1. Eavesdrop on your inner voice
Before the event, invite your wise, inner-self to hover on your shoulder to observe and listen. Try to identify the specific characteristics of your negative inner voice. Is it expressing doubtful self-worth, lack of trust in your ability, or the common fear of failure? The more distinctly you can hear it, the easier it will be to transform it.
2. Envision the ideal
Take a quiet moment, to picture yourself in the upcoming situation, performing at your optimum, as if you were sitting in a movie theatre watching the best version of yourself delivering the speech. If you can conceive it, you can make it real. What we ‘think about’ with vivid detail and passionate intention tends to function as a catalyst for our real life experience, so this is a powerful and effective step to take!
3. Flick the switch
Real magic happens here. Just as you would turn a light on or off, do the same with your inner voice. Make the choice to switch the fearful, worrisome thoughts, to ones that are positive, energised, eager and constructive.

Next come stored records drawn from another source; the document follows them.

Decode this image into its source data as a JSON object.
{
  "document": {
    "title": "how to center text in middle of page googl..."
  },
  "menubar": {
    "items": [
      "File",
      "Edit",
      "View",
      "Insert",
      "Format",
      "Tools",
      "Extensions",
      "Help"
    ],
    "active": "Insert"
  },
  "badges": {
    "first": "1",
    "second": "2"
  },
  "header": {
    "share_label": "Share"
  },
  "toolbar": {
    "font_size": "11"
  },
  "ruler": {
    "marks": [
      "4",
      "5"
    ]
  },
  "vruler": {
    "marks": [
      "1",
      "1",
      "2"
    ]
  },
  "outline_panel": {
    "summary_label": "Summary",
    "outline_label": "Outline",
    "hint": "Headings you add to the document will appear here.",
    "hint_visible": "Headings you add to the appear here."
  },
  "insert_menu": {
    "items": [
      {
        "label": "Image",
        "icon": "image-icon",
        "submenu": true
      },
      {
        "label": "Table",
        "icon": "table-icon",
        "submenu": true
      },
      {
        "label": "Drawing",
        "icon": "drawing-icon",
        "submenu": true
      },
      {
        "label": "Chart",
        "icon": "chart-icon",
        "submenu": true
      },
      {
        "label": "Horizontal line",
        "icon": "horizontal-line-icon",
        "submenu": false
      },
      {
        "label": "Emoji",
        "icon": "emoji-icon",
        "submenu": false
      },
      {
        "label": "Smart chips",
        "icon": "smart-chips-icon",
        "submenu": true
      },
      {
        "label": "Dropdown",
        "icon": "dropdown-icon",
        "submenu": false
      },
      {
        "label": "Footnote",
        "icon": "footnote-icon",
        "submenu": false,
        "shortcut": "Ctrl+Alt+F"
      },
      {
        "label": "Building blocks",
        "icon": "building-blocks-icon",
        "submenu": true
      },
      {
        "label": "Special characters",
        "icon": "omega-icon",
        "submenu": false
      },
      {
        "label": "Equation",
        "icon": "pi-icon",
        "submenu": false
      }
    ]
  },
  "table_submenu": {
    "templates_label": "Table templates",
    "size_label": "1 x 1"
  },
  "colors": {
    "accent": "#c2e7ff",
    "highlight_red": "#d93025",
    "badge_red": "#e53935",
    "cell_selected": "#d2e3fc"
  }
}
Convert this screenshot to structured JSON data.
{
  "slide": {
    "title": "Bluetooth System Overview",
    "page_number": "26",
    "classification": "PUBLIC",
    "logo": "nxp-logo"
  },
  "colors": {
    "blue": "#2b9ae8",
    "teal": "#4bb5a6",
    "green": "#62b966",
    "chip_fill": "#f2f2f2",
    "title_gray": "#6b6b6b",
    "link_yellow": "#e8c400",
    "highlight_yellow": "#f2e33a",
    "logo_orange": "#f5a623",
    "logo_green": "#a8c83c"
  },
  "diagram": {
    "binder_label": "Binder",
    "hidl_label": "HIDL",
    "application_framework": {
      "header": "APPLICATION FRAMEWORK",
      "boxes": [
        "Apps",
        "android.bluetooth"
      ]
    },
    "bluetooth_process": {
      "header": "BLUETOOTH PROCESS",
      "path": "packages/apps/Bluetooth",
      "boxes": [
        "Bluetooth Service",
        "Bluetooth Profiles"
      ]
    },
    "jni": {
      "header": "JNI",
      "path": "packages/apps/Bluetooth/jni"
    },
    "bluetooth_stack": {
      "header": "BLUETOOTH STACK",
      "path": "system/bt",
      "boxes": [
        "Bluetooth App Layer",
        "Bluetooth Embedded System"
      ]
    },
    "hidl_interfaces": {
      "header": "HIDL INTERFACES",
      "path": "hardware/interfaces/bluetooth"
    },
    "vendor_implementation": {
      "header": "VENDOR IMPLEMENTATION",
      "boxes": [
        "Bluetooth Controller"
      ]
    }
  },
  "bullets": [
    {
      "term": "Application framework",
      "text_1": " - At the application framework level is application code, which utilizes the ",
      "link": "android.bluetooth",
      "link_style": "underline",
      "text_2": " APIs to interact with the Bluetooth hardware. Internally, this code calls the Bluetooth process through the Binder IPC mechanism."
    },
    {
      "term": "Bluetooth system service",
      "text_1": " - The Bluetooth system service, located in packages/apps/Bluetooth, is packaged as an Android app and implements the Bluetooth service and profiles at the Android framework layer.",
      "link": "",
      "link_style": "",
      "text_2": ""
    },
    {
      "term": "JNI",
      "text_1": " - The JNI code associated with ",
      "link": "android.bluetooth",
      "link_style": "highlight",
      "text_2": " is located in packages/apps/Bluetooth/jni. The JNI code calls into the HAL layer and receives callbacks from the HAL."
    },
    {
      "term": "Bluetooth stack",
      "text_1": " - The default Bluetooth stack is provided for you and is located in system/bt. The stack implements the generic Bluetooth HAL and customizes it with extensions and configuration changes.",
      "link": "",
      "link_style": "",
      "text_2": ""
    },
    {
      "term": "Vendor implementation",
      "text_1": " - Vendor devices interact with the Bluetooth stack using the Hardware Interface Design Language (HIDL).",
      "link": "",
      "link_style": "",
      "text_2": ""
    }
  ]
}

As often as you can manage, hold this enthusiastic dialogue in your head. Literally ‘get excited’ about the upcoming event. Fake it till you make it. Research in neuroscience proves that it works.
4. Leverage the ‘excitement’
Harness this new storehouse of positive energy to formulate an awesome outcome. Try using a 3-part strategy, ‘Plan, Prepare and Perform’.
PLAN: Concentrate your verve on being practical and strategic. Start developing your speech as early as possible, considering your objective, core message and tone.
PREPARE: Create an outline using key words only, so your delivery will be relaxed and natural. Practice it whenever you can, allowing the phrasing to be different each time so that you will trust yourself to be both planned and spontaneous in the moment.
PERFORM: Finally, shift into pure passion and enthusiasm for communicating what you’ve so well prepared. With this mindset, your adrenaline rush will have an empowering effect on the nervous system, supporting clear thinking and a peak performance.
5. Bask in the glow of success!
And now, enjoy the exhilaration of having overcome the debilitating potentiality of nerves. Instead, you’ve produced a great performance when it counted.
Why stop here? You’ve mastered morphing jitters and self-doubt into ‘excitement’, so imagine, trying a similar approach in different parts of your life. Use the same framework to transform THOSE negative, self-limiting thoughts into positive experiences as well.